The Garda also sought the advice of the Director of Public Prosecutions (DPP), before deciding the situation should be dealt without recourse to fines or further prosecution (up to nine Dublin footballers were believed to be present).
“We understand, we’re a high-profile team. There were still lots of bad news stories around that time, and we were just another one, so we absolutely take responsibility and ownership for it, and we weren’t hiding away from the fact it was a regrettable decision. It was everywhere, and rightly so.
“The GAA did their own investigation, have a report on it, or I imagine they do. That was it, lads were there on the day, that was it, there were no more.”

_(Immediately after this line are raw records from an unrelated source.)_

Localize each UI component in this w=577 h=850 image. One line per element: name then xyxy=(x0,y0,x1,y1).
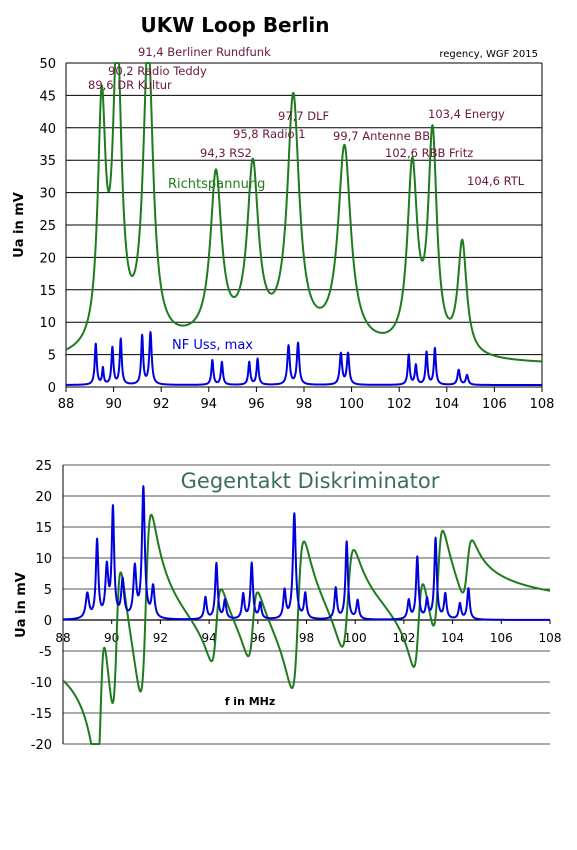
top-y-tick-label: 35 xyxy=(39,154,56,169)
top-chart-credit: regency, WGF 2015 xyxy=(439,49,538,60)
bottom-x-axis-label: f in MHz xyxy=(225,695,276,708)
top-y-tick-label: 20 xyxy=(39,251,56,266)
series-label-richtspannung: Richtspannung xyxy=(168,177,265,192)
top-series xyxy=(65,62,543,387)
bottom-x-tick-label: 94 xyxy=(201,631,216,645)
top-chart-title: UKW Loop Berlin xyxy=(141,13,330,37)
top-y-axis-label: Ua in mV xyxy=(12,192,27,258)
top-chart: UKW Loop Berlin regency, WGF 2015 0 5 10 15… xyxy=(12,13,554,412)
bottom-y-tick-label: -10 xyxy=(31,676,52,691)
bottom-x-tick-label: 88 xyxy=(55,631,70,645)
top-x-tick-label: 108 xyxy=(530,397,555,412)
bottom-y-tick-label: 25 xyxy=(35,459,52,474)
bottom-y-axis-label: Ua in mV xyxy=(14,572,29,638)
bottom-x-tick-label: 108 xyxy=(539,631,562,645)
station-annotation: 103,4 Energy xyxy=(428,107,505,121)
bottom-y-tick-label: 20 xyxy=(35,490,52,505)
bottom-y-tick-label: 0 xyxy=(44,614,52,629)
top-series-line-1 xyxy=(65,331,543,387)
series-label-nf-uss: NF Uss, max xyxy=(172,338,253,353)
station-annotation: 94,3 RS2 xyxy=(200,146,252,160)
station-annotation: 90,2 Radio Teddy xyxy=(108,64,207,78)
top-x-tick-label: 94 xyxy=(201,397,218,412)
station-annotation: 104,6 RTL xyxy=(467,174,525,188)
bottom-x-tick-label: 106 xyxy=(490,631,513,645)
top-y-tick-label: 25 xyxy=(39,219,56,234)
station-annotation: 89,6 DR Kultur xyxy=(88,78,172,92)
station-annotation: 102,6 RBB Fritz xyxy=(385,146,473,160)
bottom-y-tick-label: -15 xyxy=(31,707,52,722)
top-x-tick-label: 104 xyxy=(434,397,459,412)
bottom-x-tick-labels: 88 90 92 94 96 98 100 102 104 106 108 xyxy=(55,631,561,645)
station-annotation: 97,7 DLF xyxy=(278,109,329,123)
top-y-tick-label: 45 xyxy=(39,89,56,104)
top-x-tick-label: 100 xyxy=(339,397,364,412)
station-annotations: 91,4 Berliner Rundfunk 90,2 Radio Teddy89… xyxy=(88,45,525,188)
top-series-line-0 xyxy=(65,62,543,363)
top-y-tick-label: 0 xyxy=(48,381,56,396)
bottom-series-line-green xyxy=(62,513,551,745)
station-annotation: 91,4 Berliner Rundfunk xyxy=(138,45,271,59)
bottom-x-tick-label: 96 xyxy=(250,631,265,645)
top-x-tick-label: 102 xyxy=(387,397,412,412)
top-x-tick-label: 96 xyxy=(248,397,265,412)
top-y-tick-label: 15 xyxy=(39,284,56,299)
top-x-tick-label: 106 xyxy=(482,397,507,412)
top-y-tick-label: 10 xyxy=(39,316,56,331)
top-y-tick-label: 40 xyxy=(39,122,56,137)
station-annotation: 95,8 Radio 1 xyxy=(233,127,306,141)
top-y-tick-label: 30 xyxy=(39,187,56,202)
bottom-x-tick-label: 92 xyxy=(153,631,168,645)
top-x-tick-label: 90 xyxy=(105,397,122,412)
bottom-x-tick-label: 104 xyxy=(441,631,464,645)
bottom-y-tick-labels: -20 -15 -10 -5 0 5 10 15 20 25 xyxy=(31,459,52,753)
top-x-tick-labels: 88 90 92 94 96 98 100 102 104 106 108 xyxy=(58,397,555,412)
top-x-tick-label: 98 xyxy=(296,397,313,412)
bottom-y-tick-label: -20 xyxy=(31,738,52,753)
bottom-series-line-blue xyxy=(62,485,551,621)
bottom-x-tick-label: 98 xyxy=(299,631,314,645)
bottom-chart-title: Gegentakt Diskriminator xyxy=(181,469,440,493)
top-y-tick-label: 50 xyxy=(39,57,56,72)
top-y-tick-label: 5 xyxy=(48,349,56,364)
bottom-y-tick-label: 15 xyxy=(35,521,52,536)
bottom-y-tick-label: -5 xyxy=(39,645,52,660)
bottom-series xyxy=(62,485,551,745)
bottom-y-tick-label: 10 xyxy=(35,552,52,567)
top-y-tick-labels: 0 5 10 15 20 25 30 35 40 45 50 xyxy=(39,57,56,396)
bottom-x-tick-label: 100 xyxy=(344,631,367,645)
bottom-y-tick-label: 5 xyxy=(44,583,52,598)
top-x-tick-label: 88 xyxy=(58,397,75,412)
station-annotation: 99,7 Antenne BB xyxy=(333,129,430,143)
top-x-tick-label: 92 xyxy=(153,397,170,412)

For Rock, who also started a new job earlier this year with financial planning company Metis Ireland, with former Dublin team mate Paddy Andrews, there was no shying away at the time either.
“It was a talking point obviously, with anyone you met. For us, it was dealt with it, and for us that was kind of it, put to the back of my mind as well, so it didn’t really have a personal effect in any way.
“Look, I wasn’t there myself, but obviously the outdoors thing, people were obviously outdoors socialising, so I imagine that was sort of the premise behind it, being outside, doing a bit of running. It was one of those things, never should have happened, and if we could go back in time it certainly wouldn’t have happened.”
On his new role with his former team- mate, he says: “I’ve moved from Stewarts Care, had terrific work there, for a number of years, working with people with intellectual disabilities, and a lot of that worked shaped the person I am today, and I carry forward with a lot of values.”
Later, he also finds himself defending his Dean Rock Free Taking Project, or at least the €350 he was charging for an individual session, or €400 for two people: Rock references the success of Meath club Ballivor, who won a county junior football title after employing his services.
“I’m quite comfortable with it [the fee], I had to put a value on my time, the type of product I was providing to people. From talking to people, and from my own experience, that I felt was the right thing to do, and thankfully it’s been hugely successful, teams and individuals who have availed of it.
“Ballivor scored eight or nine frees, and won by two or three points. When it comes down to big games, free-taking is one of the things that matters in those crucial moments.
“Thankfully I could help them, they put in the work, put in the practice, and got the win. It may or may not have helped, I don’t know, But I have a hunch that it did.”